The data is read from the file and stored in a variable called data - notice this is much simpler than using with open...!
The variable data is a new type: a NumPy ndarray (often just called a NumPy array). You can think of NumPy arrays as being a bit like a list, but with added features - we’ll see some of these later on in this session. One important thing to realise is that NumPy arrays are not a built-in type in Python, they’re a feature of the NumPy package that we’ve imported.
One thing we can see is that this array is two dimensional, since we have a lots of entries like [1.00e+02 2.38e+38] all enclosed in an outer set of square brackets. We can describe this data as having rows and columns, much like a table or matrix.
As written above, each pair of values is a single temperature and a single equilibrium constant. We therefore have 21 columns with two rows - this is a little bit hard to think about, but if we think of this as a table (which is basically is) the data is currently written like this
| Column 1 | Column 2 | Column 3 | Column 4 | Column 5 | Column 6 | Column 7 | Column 8 | Column 9 | Column 10 | Column 11 | Column 12 | Column 13 | Column 14 | Column 15 | Column 16 | Column 17 | Column 18 | Column 19 | Column 20 | Column 21 | |
|---|---|---|---|---|---|---|---|---|---|---|---|---|---|---|---|---|---|---|---|---|---|
| \(T\mathrm{ / K}\) | 1.00e+02 | 1.20e+02 | 1.40e+02 | 1.60e+02 | 1.80e+02 | 2.00e+02 | 2.20e+02 | 2.40e+02 | 2.60e+02 | 2.80e+02 | 3.00e+02 | 3.20e+02 | 3.40e+02 | 3.60e+02 | 3.80e+02 | 4.00e+02 | 4.20e+02 | 4.40e+02 | 4.60e+02 | 4.80e+02 | 5.00e+02 |
| \(K\) | 2.38e+38 | 2.15e+30 | 3.86e+24 | 1.89e+20 | 8.42e+16 | 1.75e+14 | 1.12e+12 | 1.67e+10 | 4.73e+08 | 2.24e+07 | 1.59e+06 | 1.57e+05 | 2.03e+04 | 3.30e+03 | 6.50e+02 | 1.51e+02 | 4.01e+01 | 1.21e+01 | 4.02e+00 | 1.47e+00 | 5.82e-01 |
As you can see this is a very strange (and annoying!) layout. To fix this we can transpose the data, swapping rows for columns and vice-versa. To do this, we use the T method of the NumPy array
transposed_data = data.T
print(transposed_data)[[1.00e+02 1.20e+02 1.40e+02 1.60e+02 1.80e+02 2.00e+02 2.20e+02 2.40e+02
2.60e+02 2.80e+02 3.00e+02 3.20e+02 3.40e+02 3.60e+02 3.80e+02 4.00e+02
4.20e+02 4.40e+02 4.60e+02 4.80e+02 5.00e+02]

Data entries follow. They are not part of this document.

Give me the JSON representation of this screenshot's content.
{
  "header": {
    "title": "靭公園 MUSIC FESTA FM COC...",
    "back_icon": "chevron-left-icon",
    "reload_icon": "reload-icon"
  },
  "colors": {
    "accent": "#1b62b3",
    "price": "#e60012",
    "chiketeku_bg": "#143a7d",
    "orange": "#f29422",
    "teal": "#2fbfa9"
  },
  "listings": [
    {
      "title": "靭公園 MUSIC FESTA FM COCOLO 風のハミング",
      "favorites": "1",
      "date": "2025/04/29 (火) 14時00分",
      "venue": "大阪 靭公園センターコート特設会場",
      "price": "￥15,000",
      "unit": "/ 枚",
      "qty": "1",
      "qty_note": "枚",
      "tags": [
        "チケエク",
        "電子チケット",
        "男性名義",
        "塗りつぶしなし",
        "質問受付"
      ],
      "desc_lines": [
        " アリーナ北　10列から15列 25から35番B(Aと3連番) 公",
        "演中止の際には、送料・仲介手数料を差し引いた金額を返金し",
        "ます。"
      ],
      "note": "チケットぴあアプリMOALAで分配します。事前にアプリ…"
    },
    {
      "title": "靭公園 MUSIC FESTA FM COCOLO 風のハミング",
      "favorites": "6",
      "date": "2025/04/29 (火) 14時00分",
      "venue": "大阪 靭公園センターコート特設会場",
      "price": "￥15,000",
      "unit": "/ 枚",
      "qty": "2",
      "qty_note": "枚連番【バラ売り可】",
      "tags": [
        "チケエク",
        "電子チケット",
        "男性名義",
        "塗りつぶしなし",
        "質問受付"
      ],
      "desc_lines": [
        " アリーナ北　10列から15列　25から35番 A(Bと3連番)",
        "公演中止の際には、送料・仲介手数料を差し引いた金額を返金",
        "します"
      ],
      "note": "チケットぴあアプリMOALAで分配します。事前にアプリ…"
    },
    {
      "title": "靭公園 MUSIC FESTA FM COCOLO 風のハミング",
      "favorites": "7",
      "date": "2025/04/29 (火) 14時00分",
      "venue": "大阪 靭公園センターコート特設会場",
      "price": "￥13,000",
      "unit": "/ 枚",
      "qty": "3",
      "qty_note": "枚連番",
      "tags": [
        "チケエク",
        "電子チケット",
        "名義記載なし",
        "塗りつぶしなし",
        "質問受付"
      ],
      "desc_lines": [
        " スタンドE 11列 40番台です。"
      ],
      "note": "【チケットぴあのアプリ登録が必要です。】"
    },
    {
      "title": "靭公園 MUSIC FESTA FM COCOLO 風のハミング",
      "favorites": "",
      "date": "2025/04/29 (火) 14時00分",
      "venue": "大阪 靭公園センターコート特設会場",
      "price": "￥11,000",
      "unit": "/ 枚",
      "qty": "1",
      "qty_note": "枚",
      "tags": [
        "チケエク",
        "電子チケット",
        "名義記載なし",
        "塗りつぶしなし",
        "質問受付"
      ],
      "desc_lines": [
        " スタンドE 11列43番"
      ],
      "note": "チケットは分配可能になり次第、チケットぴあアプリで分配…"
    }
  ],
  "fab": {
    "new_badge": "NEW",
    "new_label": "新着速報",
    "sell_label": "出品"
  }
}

[2.38e+38 2.15e+30 3.86e+24 1.89e+20 8.42e+16 1.75e+14 1.12e+12 1.67e+10
4.73e+08 2.24e+07 1.59e+06 1.57e+05 2.03e+04 3.30e+03 6.50e+02 1.51e+02
4.01e+01 1.21e+01 4.02e+00 1.47e+00 5.82e-01]]
Where we now have two columns, each with 21 entries each. The first column is the temperature, and the second column is the equilibrium constant. This could be written in a table as
| \(T\mathrm{ / K}\) | \(K\) |
|---|---|
| 1.00e+02 | 2.38e+38 |
| 1.20e+02 | 2.15e+30 |
| 1.40e+02 | 3.86e+24 |
| 1.60e+02 | 1.89e+20 |
| 1.80e+02 | 8.42e+16 |
| 2.00e+02 | 1.75e+14 |
| 2.20e+02 | 1.12e+12 |
| 2.40e+02 | 1.67e+10 |
| 2.60e+02 | 4.73e+08 |
| 2.80e+02 | 2.24e+07 |
| 3.00e+02 | 1.59e+06 |
| 3.20e+02 | 1.57e+05 |
| 3.40e+02 | 2.03e+04 |
| 3.60e+02 | 3.30e+03 |
| 3.80e+02 | 6.50e+02 |
| 4.00e+02 | 1.51e+02 |
| 4.20e+02 | 4.01e+01 |
| 4.40e+02 | 1.21e+01 |
| 4.60e+02 | 4.02e+00 |
| 4.80e+02 | 1.47e+00 |
| 5.00e+02 | 5.82e-01 |
Which is much more sensible!
We can avoid all of this entirely if we use the unpack keyword when calling np.loadtxt.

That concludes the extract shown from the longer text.